Hot girl at the Cafe

I have given this some thought, and I have a personal story to share that may help you. One time I walked up to the most attractive lady in an establishment and asked for her number, and she gave it to me. We went out that weekend. Bear in mind that she was flirting with me a few days prior. Now, the variables in my experience may contrast with the variables in your scenario. Nevertheless, Audentes Fortuna Iuvat.
 
What suburb of Sydney Lat?

I'll need to go & evaluate.
 
Kill something in front of her, chicks dig that.
 
Or just take her for a fang on your scooter Lat.

She'll love you long time.
 
i like my coffee like how i like my slaves







free
 
ask for her number
send her a dick pic
????????
PROFIT
 
Yup. Perfect move. If there's one quality a girl wants in a guy, it's lactose intolerance.

But if she's also lactose intolerant...Boom. Instant connection.

You can talk about lactaid, black coffee, upset stomachs, farts...
 
Ask her if she wants to get a cup of coffee.

LMAO.
 
Ask her out for a cup of coffee, and tell her you have a bunch of coke (the white stuff) back at your place.
 
Flare your lats.

If you asked these questions in the goddamn pub, you'd be enjoying a post coital smoke by now.
 
Ask her out for a cup of coffee, and tell her you have a bunch of coke (the white stuff) back at your place.
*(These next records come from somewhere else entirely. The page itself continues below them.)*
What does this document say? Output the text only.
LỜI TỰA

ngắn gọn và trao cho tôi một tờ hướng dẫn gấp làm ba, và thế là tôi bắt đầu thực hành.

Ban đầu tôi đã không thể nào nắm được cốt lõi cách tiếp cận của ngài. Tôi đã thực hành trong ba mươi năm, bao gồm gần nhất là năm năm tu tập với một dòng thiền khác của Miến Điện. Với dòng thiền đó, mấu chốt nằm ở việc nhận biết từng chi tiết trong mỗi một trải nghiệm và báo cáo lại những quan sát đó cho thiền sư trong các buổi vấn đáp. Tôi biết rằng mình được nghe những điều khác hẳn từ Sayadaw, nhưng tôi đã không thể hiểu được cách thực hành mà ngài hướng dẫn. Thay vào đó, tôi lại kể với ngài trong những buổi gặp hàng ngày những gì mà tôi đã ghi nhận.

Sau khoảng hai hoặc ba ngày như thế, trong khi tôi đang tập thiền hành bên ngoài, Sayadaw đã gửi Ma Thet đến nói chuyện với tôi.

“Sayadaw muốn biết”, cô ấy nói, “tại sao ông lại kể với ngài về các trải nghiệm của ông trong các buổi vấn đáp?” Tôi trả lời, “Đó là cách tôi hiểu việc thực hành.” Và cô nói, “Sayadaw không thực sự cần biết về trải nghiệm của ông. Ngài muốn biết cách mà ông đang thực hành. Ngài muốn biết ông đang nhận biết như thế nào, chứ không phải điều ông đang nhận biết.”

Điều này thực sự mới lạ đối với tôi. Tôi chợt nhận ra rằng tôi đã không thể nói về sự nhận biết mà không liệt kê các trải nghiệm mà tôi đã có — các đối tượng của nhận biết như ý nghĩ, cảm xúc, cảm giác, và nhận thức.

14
I like how you took what I was thinking and made it better. It was like I was the inventor of the hamburger and you came along and said, "Why not add cheese?"

Bravo, Dudley. Bravo.
 
Read thread title.

Click link.

No pic.

Abe-Simpson-walking-in-and-out-t-1.gif
 
Pics or didn't happen

Or what didn't happen? I didn't say anything did happen yet.

What suburb of Sydney Lat?

I'll need to go & evaluate.

Ha yeah right bro. Find your own hawt barista to stalk.

Or just take her for a fang on your scooter Lat.

She'll love you long time.

Sold the scooter ages ago. I'll take her for a piggy back ride instead.

ask for her number
send her a dick pic
????????
PROFIT

Tell her you want to aerate her milk with your steam wand

These are the kind of suggestions I came for. Thank you mayberry.
 
Flare your lats.

If you asked these questions in the goddamn pub, you'd be enjoying a post coital smoke by now.

Yeah good point I'll post the link.

And the lats are always flaring :cool:
 
A barista?

Put on your finest hipster glasses, grow an ironic mustache and ask her if she wants to see the newest modern art exhibit.
 
Next time you go there, sit somewhere and creepily take a pic of her from the sides.
 
Lat, why you afraid to tell us where she works?

I'm only wanting to check her out for evaluation purposes.